- Founded: December 2, 1919; 106 years ago Chicago, Illinois
- Type: Professional and Social
- Affiliation: Independent
- Status: Active
- Emphasis: Animal husbandry
- Scope: National
- Colors: Royal Purple and Navy Blue
- Symbol: Meat block and cleaver, bridle
- Flower: Lilac
- Chapters: 99
- Headquarters: Janeal Yancey, PhD (editor) University of Arkansas 1120 West Maple AFLS B121 Fayetteville, Arkansas 72701 United States
- Website: www.blockandbridle.org

= Block and Bridle =

Animal husbandry fraternity

Block and Bridle is a professional fraternity in the field of animal husbandry. It was founded on December 2, 1919, in Chicago, Illinois by the animal husbandry clubs from Iowa State University, University of Kansas, University of Missouri and University of Nebraska. As of 2019, Block and Bridle has 99 active chapters.

==History==
The National Block and Bridle Club was founded on December 2, 1919 in Chicago, Illinois by the animal husbandry clubs from Iowa State University, the University of Kansas, the University of Missouri, and the University of Nebraska. It was created as a professional fraternity in the field of animal husbandry. Its founders wanted to "promote a higher scholastic standard among students of animal husbandry, especially all phases of student animal husbandry work in colleges and universities; and to bring about a closer relationship between students, faculty, and others engaged in animal husbandry."

As of 2019, Block and Bridle has 99 active chapters.

==Symbols==
The badge of Block and Bridle is a large letter "B" with a meat block and cleaver inside the upper half and a bridle inside the lower half. The curves in the "B' represent social pleasure. The straight line of the "B" symbolizes character, sincerity, and a moral life.

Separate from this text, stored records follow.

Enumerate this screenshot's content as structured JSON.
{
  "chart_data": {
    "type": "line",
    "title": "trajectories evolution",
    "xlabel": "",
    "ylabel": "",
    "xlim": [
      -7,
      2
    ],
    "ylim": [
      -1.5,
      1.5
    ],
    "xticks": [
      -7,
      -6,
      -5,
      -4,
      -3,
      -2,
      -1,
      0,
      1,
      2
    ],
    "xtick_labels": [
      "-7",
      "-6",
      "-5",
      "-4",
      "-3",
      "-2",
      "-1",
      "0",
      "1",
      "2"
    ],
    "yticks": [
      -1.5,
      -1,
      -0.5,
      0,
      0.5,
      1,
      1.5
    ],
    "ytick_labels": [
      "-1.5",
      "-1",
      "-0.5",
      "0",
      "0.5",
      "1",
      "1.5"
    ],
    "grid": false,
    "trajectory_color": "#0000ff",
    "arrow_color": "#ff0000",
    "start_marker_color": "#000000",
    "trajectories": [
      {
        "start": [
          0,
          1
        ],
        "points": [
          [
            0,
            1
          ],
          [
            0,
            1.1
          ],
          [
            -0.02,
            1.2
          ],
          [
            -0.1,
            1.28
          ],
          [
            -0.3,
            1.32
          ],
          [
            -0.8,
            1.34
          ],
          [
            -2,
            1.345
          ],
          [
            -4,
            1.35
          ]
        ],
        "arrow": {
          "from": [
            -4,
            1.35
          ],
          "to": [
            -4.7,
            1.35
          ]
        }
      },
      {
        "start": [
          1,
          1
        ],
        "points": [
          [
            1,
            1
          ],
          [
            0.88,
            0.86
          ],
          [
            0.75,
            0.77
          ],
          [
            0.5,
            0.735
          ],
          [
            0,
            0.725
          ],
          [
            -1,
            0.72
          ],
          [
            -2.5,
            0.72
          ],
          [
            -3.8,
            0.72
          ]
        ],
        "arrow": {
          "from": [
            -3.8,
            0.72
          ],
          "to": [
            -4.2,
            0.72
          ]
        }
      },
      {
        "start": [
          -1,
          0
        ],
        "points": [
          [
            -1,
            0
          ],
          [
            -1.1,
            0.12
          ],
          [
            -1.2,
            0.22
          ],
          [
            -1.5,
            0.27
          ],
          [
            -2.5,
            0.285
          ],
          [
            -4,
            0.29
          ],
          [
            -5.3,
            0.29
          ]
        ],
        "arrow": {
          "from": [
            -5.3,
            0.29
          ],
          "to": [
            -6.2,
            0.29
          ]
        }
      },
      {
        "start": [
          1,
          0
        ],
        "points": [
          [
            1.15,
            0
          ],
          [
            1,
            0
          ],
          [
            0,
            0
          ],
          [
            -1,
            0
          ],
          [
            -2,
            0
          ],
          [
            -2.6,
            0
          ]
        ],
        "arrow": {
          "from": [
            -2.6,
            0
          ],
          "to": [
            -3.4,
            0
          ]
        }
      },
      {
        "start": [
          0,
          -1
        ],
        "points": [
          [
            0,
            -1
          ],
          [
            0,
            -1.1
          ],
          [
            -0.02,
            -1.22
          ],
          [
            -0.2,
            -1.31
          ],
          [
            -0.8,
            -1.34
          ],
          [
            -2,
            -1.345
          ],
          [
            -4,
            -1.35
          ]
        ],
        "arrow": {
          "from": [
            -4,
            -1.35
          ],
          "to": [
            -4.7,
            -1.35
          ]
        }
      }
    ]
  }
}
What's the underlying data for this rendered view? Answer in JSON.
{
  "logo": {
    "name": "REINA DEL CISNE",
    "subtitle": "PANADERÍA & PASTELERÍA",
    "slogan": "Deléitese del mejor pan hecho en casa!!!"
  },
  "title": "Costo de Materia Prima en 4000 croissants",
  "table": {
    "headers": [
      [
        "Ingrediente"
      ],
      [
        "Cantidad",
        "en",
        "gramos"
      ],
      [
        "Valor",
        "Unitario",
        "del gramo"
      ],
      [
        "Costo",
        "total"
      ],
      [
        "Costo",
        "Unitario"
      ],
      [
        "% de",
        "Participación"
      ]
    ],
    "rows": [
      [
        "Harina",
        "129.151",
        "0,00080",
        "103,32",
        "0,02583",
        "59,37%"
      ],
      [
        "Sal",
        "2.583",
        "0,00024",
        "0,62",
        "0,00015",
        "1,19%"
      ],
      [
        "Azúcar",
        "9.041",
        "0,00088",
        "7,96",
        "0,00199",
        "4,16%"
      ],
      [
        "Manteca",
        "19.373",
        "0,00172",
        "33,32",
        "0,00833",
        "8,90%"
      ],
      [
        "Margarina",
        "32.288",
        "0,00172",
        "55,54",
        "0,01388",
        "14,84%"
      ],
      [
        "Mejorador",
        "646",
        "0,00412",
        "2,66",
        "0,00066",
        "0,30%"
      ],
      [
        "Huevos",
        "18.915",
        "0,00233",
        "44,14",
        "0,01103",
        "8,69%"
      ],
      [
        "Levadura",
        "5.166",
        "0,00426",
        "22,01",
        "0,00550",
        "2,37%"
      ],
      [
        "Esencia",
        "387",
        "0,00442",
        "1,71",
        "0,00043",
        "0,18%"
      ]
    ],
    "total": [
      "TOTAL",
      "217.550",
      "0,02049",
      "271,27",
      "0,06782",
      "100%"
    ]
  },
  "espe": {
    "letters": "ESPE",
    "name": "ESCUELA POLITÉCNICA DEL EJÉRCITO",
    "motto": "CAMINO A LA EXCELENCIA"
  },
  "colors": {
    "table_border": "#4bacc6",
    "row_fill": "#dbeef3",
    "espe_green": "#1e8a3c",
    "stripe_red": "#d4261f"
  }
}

The block and cleaver symbolize the material aspects of the animal husbandry profession. The bridle symbolizes control of behavior and the effort to show respect for others and for the way livestock are treated.

The society's colors are royal purple and navy blue. Its flower is the lilac.

==Chapters==

As of 2019, Block and Bridle has 99 active chapters.